On Secretary Carson’s first stop at the Courtside Family Apartments in Miami on April 12, he was promptly trapped in a malfunctioning elevator with former HUD Assistant Secretary for Public and Indian Housing and current Executive Director of the Miami-Dade Housing Authority Michael Liu. This, of course, attracted some online snark. Two of the funnier (and less mean-spirited) tweets include:
Ben Carson stuck in an elevator with a former NBA player at an affordable housing project is the greatest SNL skit never written.
If it was a United elevator, Ben Carson would have been freed. Albeit slightly battered and bruised.
The elevator incident itself may not be illustrative of the impact of these budget cuts. Nevertheless, the incident provides an interesting lens through which we can examine some of what is working as well as not working in our affordable housing delivery system.

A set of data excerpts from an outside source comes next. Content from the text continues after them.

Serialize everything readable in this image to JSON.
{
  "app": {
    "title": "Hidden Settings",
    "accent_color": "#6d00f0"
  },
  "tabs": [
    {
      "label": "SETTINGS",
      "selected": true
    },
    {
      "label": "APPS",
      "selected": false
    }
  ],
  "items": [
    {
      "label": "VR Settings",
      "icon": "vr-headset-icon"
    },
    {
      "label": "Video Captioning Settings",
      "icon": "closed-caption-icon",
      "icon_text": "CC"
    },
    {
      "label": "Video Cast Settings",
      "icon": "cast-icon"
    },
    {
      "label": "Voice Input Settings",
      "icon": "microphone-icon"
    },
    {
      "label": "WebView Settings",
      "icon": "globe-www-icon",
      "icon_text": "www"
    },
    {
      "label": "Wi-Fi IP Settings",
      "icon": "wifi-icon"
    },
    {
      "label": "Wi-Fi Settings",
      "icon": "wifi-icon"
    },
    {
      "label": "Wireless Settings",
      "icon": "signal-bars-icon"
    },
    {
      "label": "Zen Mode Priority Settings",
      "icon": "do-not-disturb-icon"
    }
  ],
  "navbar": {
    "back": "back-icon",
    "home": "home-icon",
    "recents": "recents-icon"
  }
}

This incident could just as easily have happened at any number of the nations’ 1.2 million aging public housing units across the country. Even the best run PHAs have to grapple with deferred maintenance. System failures are the natural result of chronic congressional funding pro-rations. It’ll only be made worse if the President’s budget gets adopted. Elevator malfunctions in public housing are not that uncommon and can result in tragedy. Perhaps most notably, New York City’s Department of Investigation issued a scathing report on the state of NYCHA’s elevators, which enumerated numerous failures including at least one tragic loss of life on Christmas Eve in 2015. The twenty minutes Carson and Liu spent trapped in close quarters might inspire conversation about how tenuous our public housing infrastructure is and how our Congress helped create this situation by inadequately resourcing these projects for more than a generation.

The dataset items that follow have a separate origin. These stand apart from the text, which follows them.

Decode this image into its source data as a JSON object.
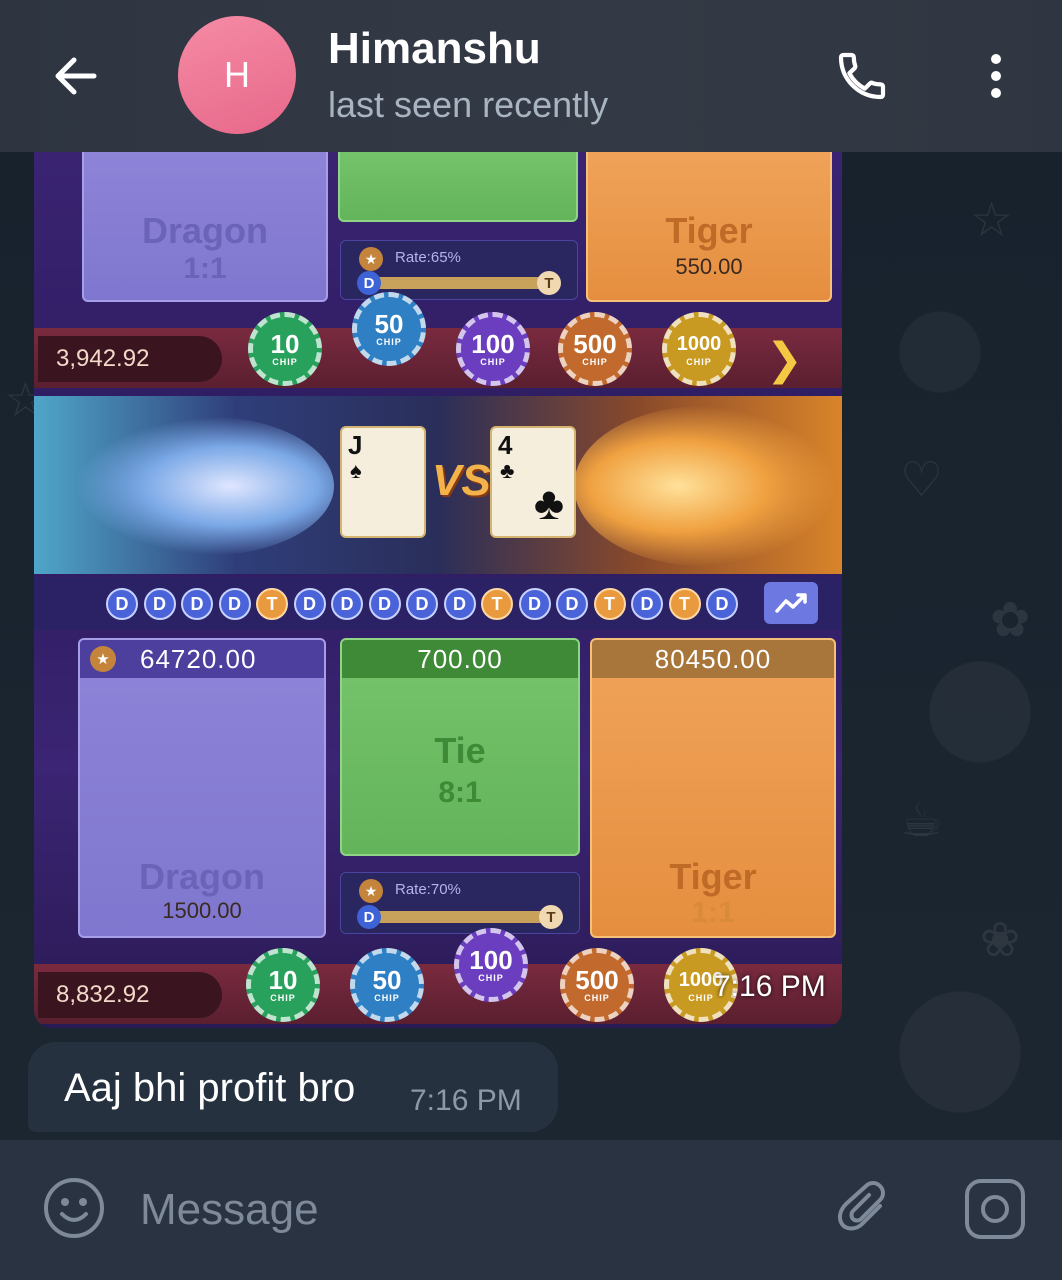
{
  "header": {
    "avatar_letter": "H",
    "contact_name": "Himanshu",
    "status": "last seen recently"
  },
  "image_message": {
    "time": "7:16 PM",
    "screenshot": {
      "top_panels": {
        "dragon": {
          "name": "Dragon",
          "odds": "1:1"
        },
        "tiger": {
          "name": "Tiger",
          "amount": "550.00"
        },
        "rate": "Rate:65%"
      },
      "top_balance": "3,942.92",
      "chips": [
        "10",
        "50",
        "100",
        "500",
        "1000"
      ],
      "chip_label": "CHIP",
      "cards": {
        "left": {
          "rank": "J",
          "suit": "♠"
        },
        "right": {
          "rank": "4",
          "suit": "♣"
        },
        "vs": "VS"
      },
      "history": [
        "D",
        "D",
        "D",
        "D",
        "T",
        "D",
        "D",
        "D",
        "D",
        "D",
        "T",
        "D",
        "D",
        "T",
        "D",
        "T",
        "D"
      ],
      "bottom_panels": {
        "dragon": {
          "bet": "64720.00",
          "name": "Dragon",
          "amount": "1500.00"
        },
        "tie": {
          "bet": "700.00",
          "name": "Tie",
          "odds": "8:1"
        },
        "tiger": {
          "bet": "80450.00",
          "name": "Tiger",
          "odds": "1:1"
        },
        "rate": "Rate:70%"
      },
      "bottom_balance": "8,832.92",
      "rate_d": "D",
      "rate_t": "T"
    }
  },
  "text_message": {
    "text": "Aaj bhi profit bro",
    "time": "7:16 PM"
  },
  "composer": {
    "placeholder": "Message"
  },
  "colors": {
    "header_bg": "#343a45",
    "chat_bg": "#1b2530",
    "bubble_bg": "#25313f",
    "composer_bg": "#2a3341",
    "avatar": "#ec7896"
  },
  "icons": {
    "back": "arrow-left-icon",
    "call": "phone-icon",
    "menu": "more-vertical-icon",
    "emoji": "smiley-icon",
    "attach": "paperclip-icon",
    "camera": "camera-icon"
  }
}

In 2010, HUD’s own “Public Housing Capital Needs Study” estimated public housing authorities’ capital backlog exceeded $25 billion ($23,365 per unit) with annual accruals of additional capital needs at $3.4 billion ($3,155 per unit). Even with flat funding this is a situation that is only going to get worse. To make any real dent in this backlog we need to stabilize and make more predictable the appropriations for public housing capital and operating funds. Along with expanding the LIHTC program, we also need to nurture programs, like the Choice Neighborhoods Initiative and the Rental Assistance Demonstration, which collectively help PHAs and development partners leverage private sector capital to reinvest and revitalize these communities.

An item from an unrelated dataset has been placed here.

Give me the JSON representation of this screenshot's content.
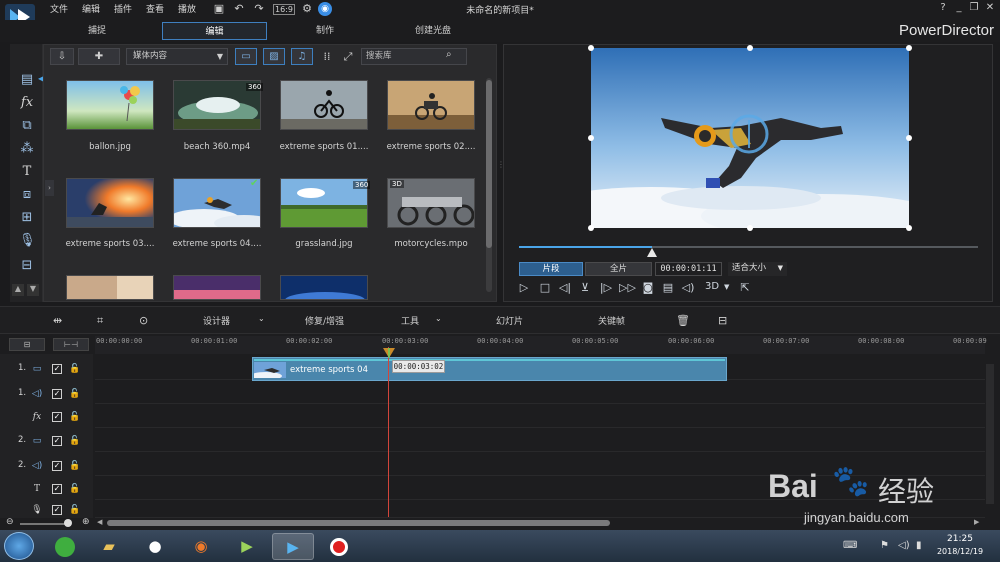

Courtside Family Apartments may be the butt of late night talk show jokes now, but what is lost in the elevator conversation is that Courtside is actually a success story, and one that can be replicated around the country. Built in 2016, it is a handsome property that successfully leveraged multiple public-private partnerships and private sector capital to meet a very significant local housing need. Future phases will serve seniors and special needs residents, including formerly homeless veterans and youth aging out of foster care. This is the affordable housing that every community deserves, and to get it we need to be prepared to invest as a nation and at scale with programs, like the LIHTC, CNI, RAD and HUD’s other important community development programs. I know we are being told that in the current budget environment we must be prepared to do more with less, but sometimes less is just less.